Electoral Commission’s lack of certainty 

Charities said one of the problems is that the Electoral Commission is unable to give campaigners the level of certainty that they need. 

Popplewell said that Bond’s members find it “frustrating” that “the Electoral Commission can’t tell you with certainty whether an activity is or is not regulated”.  

She said charities are “scared about getting it wrong”, and that: “If they don’t get the certainty that they need, they step a long way back from any activity that could even potentially be regulated and that does have a chilling effect.” 


Popplewell explained the Lobbying Act’s purpose test, where campaigners must consider if their activity is likely to influence people to vote in a particular way is confusing. 

This is because it is about “how your activity could be perceived by someone else” and means that it becomes “too risky for a lot of campaigners”. 

She also said that the time and effort that charities need to comply “is incredibly burdensome”, and that even if you don’t spend enough to need to register, organisations still need to track their spending carefully during regulated periods. 

Chloe Hardy, director of policy and communications at the Sheila McKechnie Foundation, added: “The act as it is currently drafted puts a massive strain on civil society organisations' capacity, in terms of time and money and crucially expertise.”

Risk to reputations 

One of the things that charities are fearful is the damage to their reputations if they make a mistake. 

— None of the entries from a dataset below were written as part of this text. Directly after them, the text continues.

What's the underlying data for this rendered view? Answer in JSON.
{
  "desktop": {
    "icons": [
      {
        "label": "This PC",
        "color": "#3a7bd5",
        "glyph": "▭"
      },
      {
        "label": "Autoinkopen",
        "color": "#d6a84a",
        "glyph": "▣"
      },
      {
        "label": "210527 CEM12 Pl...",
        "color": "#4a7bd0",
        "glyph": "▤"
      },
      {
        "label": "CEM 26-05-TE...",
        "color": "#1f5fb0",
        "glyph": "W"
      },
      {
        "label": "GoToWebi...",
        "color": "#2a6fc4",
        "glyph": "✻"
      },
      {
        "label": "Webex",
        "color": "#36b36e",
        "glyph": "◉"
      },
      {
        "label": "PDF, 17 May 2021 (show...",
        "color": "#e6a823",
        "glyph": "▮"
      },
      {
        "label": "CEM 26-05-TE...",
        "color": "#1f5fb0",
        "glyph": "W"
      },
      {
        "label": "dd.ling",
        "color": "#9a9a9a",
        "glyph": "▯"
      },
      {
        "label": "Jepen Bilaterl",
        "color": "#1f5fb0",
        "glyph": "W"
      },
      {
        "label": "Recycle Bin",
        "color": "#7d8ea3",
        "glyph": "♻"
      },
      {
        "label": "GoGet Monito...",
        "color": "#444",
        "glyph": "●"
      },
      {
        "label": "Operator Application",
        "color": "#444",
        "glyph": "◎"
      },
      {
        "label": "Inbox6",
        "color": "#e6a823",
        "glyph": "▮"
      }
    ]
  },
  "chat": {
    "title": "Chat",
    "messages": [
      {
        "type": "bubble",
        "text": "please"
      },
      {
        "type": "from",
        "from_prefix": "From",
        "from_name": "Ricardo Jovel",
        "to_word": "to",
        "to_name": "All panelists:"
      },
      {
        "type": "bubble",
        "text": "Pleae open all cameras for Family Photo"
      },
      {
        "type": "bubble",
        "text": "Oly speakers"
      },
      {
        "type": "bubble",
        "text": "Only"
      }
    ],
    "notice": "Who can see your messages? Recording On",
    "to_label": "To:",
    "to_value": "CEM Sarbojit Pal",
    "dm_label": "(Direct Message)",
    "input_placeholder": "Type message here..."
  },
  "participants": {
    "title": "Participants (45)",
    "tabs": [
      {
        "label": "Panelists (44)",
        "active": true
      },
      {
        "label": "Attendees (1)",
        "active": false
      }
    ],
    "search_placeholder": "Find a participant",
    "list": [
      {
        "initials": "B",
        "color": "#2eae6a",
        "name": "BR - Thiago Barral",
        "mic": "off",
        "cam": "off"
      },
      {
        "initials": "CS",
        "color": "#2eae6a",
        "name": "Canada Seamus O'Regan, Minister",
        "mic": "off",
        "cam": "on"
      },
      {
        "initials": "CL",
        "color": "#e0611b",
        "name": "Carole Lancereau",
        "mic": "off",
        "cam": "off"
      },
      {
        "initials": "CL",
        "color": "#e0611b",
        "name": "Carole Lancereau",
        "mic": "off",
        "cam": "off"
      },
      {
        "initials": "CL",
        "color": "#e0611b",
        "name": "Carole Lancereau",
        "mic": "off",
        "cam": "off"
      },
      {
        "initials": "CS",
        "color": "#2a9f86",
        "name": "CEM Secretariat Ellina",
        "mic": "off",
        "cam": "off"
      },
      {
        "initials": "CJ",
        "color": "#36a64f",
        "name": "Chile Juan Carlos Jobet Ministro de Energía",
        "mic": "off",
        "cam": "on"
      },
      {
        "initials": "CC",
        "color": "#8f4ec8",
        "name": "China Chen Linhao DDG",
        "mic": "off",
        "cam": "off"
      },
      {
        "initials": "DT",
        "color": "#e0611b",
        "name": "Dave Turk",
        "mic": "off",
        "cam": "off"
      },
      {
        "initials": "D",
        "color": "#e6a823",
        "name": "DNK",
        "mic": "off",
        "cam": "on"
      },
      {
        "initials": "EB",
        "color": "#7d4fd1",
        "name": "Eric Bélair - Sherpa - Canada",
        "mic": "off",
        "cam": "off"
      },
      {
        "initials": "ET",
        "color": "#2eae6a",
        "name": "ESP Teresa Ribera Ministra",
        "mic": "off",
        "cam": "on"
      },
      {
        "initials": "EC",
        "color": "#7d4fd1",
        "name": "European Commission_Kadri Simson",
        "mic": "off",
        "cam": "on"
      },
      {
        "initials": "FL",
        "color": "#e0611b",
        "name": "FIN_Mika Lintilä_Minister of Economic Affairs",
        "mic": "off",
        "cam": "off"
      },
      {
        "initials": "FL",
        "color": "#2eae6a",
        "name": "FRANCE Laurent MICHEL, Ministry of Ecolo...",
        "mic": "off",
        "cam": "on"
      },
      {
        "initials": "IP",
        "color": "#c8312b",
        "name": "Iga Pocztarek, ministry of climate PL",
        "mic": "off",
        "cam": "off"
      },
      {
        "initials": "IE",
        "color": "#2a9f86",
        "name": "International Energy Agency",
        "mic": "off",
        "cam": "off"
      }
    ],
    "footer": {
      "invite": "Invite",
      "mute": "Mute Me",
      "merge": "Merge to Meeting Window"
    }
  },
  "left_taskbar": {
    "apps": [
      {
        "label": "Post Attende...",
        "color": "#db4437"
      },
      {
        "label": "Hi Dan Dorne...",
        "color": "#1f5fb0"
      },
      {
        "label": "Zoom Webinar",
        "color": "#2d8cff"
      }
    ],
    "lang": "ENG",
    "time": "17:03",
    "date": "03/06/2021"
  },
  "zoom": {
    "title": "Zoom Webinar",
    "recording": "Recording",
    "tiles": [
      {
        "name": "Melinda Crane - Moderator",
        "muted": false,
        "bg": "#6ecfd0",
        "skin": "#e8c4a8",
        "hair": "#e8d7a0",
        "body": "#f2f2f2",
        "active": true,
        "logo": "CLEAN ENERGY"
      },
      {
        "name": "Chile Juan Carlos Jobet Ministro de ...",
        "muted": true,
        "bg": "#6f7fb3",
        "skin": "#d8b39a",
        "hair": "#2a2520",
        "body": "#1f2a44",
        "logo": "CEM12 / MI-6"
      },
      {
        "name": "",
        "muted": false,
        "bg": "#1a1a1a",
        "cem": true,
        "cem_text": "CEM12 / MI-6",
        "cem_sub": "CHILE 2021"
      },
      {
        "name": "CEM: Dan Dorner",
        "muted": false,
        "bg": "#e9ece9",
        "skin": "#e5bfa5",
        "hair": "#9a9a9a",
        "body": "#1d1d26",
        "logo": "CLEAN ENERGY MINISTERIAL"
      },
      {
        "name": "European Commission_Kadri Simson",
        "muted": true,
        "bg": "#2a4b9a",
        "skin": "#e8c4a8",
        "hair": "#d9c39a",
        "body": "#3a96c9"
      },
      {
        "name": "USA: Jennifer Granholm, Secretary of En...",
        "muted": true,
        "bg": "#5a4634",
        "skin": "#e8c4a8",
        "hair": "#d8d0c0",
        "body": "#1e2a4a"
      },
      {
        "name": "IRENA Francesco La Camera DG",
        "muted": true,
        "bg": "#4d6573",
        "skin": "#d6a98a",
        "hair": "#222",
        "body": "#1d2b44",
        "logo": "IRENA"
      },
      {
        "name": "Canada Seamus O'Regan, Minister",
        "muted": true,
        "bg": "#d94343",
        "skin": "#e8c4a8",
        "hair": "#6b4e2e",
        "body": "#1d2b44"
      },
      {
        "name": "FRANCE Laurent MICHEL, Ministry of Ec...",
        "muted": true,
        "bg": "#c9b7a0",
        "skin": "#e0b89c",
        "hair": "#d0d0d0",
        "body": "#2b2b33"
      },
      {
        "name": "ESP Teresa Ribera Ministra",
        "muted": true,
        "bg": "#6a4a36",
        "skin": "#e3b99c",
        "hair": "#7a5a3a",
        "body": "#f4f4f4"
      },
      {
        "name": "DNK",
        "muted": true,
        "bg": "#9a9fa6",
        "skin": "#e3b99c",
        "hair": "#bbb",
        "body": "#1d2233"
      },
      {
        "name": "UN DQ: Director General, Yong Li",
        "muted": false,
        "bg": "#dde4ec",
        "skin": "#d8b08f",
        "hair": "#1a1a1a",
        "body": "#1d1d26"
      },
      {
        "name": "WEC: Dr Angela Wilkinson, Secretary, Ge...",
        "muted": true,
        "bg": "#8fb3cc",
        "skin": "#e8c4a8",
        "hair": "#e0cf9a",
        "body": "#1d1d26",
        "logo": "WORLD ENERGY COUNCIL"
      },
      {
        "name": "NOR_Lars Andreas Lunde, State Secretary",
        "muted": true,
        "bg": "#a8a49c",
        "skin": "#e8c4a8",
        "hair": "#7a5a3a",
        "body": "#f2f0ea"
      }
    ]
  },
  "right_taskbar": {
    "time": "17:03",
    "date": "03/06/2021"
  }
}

Friends of the Earth has been fined in the past for what Timms described as “administrative errors”. 

These administrative errors “leaves you being able to be described as having broken election law” and therefore open to criticism from opponents. 

He said this was particularly worrying in a context where “campaigning by civil society organisations, and especially charities, has been demonised in the press, and charities have been attacked for it”. 

Timms added that under-resourced regulators are more likely to “go for misdemeanours which are accidental”. 

He suggested that the Electoral Commission should “really focus its policing efforts on those who are entirely ignoring the legislation” instead of “having small organisations in fear of administrative errors because of how that will be represented and the damage that would do to their reputation”.

Hardy agreed: “There is a deep fear of getting it wrong in an incredibly minor way, and taking massive reputational damage.” 

Blunt solution to a vague problem

Sheila McKechnie Foundation carries out regular research about charity campaigning and the Lobbying Act is often cited as a problem. 

Hardy tole MPs: “The original legislation and further changes the government is now seeking, feel like a very blunt solution to a very vague problem.” 

Overall, she said: “The burden of regulation, the fear of getting it wrong reduced the capacity of those organisations to both represent the issues that affect the people they work for and to support people to engage in political debate themselves. 

“Secondly, it made it harder for charities and voluntary organisations to pursue their missions or purpose, which is what they’re required to do, especially those working in politically sensitive issues.” 

Hardy also highlighted that charity campaigning is already regulated by the Charity Commission, and that further “changes to the approach of the Electoral Commission and even further tweaks to guidance” will not solve the main issues. 

“What we actually have is quite a toxic mix of bad legislation, partial double regulation and divisive rhetoric,” she said.